Serinin ikinci filminde Josh Hutcherson dışında herşey değişmiş. Farklı bir yönetmen, farklı senaristler ve farklı bir oyuncu kadrosu. Filmin başrolünde Brendan Fraser’ın yerini Dwayne Johnson almış. Sempatik oyuncu Luis Guzman ise yeniler arasında en dikkat çekeni. Michael Caine’i de Batman serisinden sonra görmek güzel.
Sean aldığı şifreli mesajları yeni üvey babası yardımı ile çözer ve ona yakınlaşmak için bahane arayan üvey babasını kandırarak gizemli bir adayı bulmak için yola koyulur. Bir fırtınaya kapılırlar ve kendilerini aniden aradıkları adada bulurlar.
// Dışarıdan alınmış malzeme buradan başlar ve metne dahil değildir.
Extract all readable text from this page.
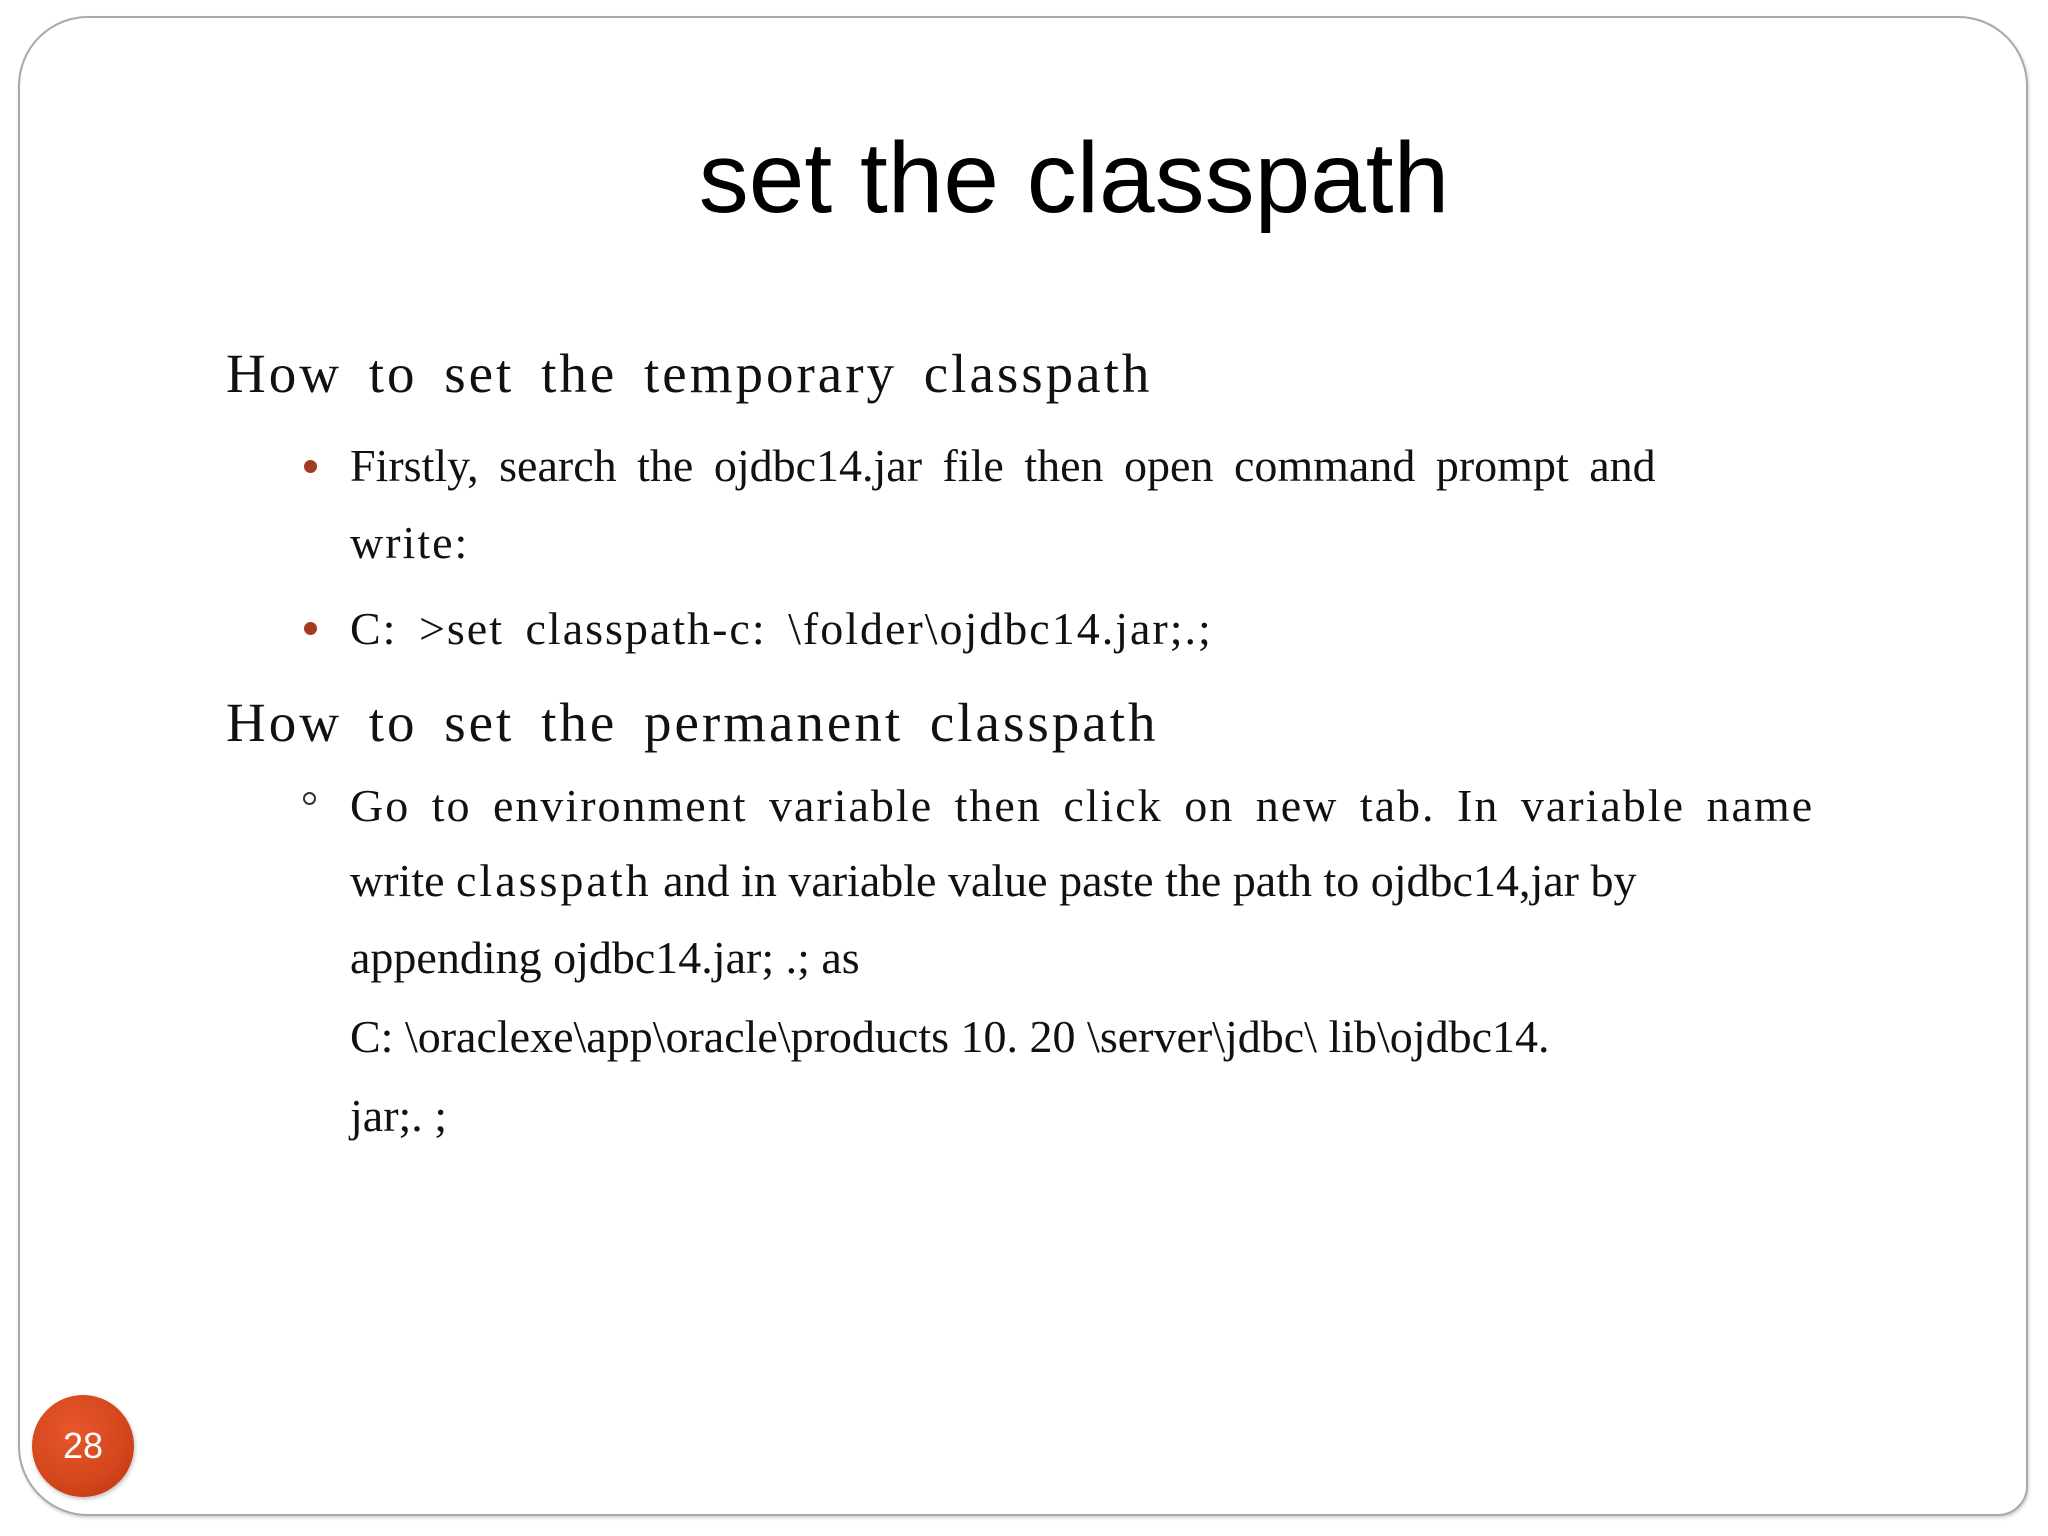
set the classpath
How to set the temporary classpath
Firstly, search the ojdbc14.jar file then open command prompt and
write:
C: >set classpath-c: \folder\ojdbc14.jar;.;
How to set the permanent classpath
Go to environment variable then click on new tab. In variable name
write classpath and in variable value paste the path to ojdbc14,jar by
appending ojdbc14.jar; .; as
C: \oraclexe\app\oracle\products 10. 20 \server\jdbc\ lib\ojdbc14.
jar;. ;
28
Burada en göze çarpan şey gerçek dünyada dev olanlar burada ufacık olmaları, ufak olanlarında dev gibi olmaları.
Kahramanlarımız başlarını derde sokmakta fazla gecikmezler fakat imdatlarına büyük baba yetişir. Onlara adanın ne kadar güzel olduğunu ve kayıp şehir Atlantis’i bulduğunu gösterir fakat çok büyük bir sorunları vardır. Ada batmaktır ve kısa sürede onu terk etmezlerse onlarda okyanusun ortasında kalacakladır.
Filmde daha fazla görsel efekt bekliyordum fakat beklediğimden daha az sahne vardı. Serinin ikinci filminde herhangi bir yenilikte göremedim. Dwayne Johnson’un esprileri dışında da eğlenceli bir tarafı yoktu. Yine de izlemeye değer bir sinema filmi ama beklentinizi yüksek tutmayın.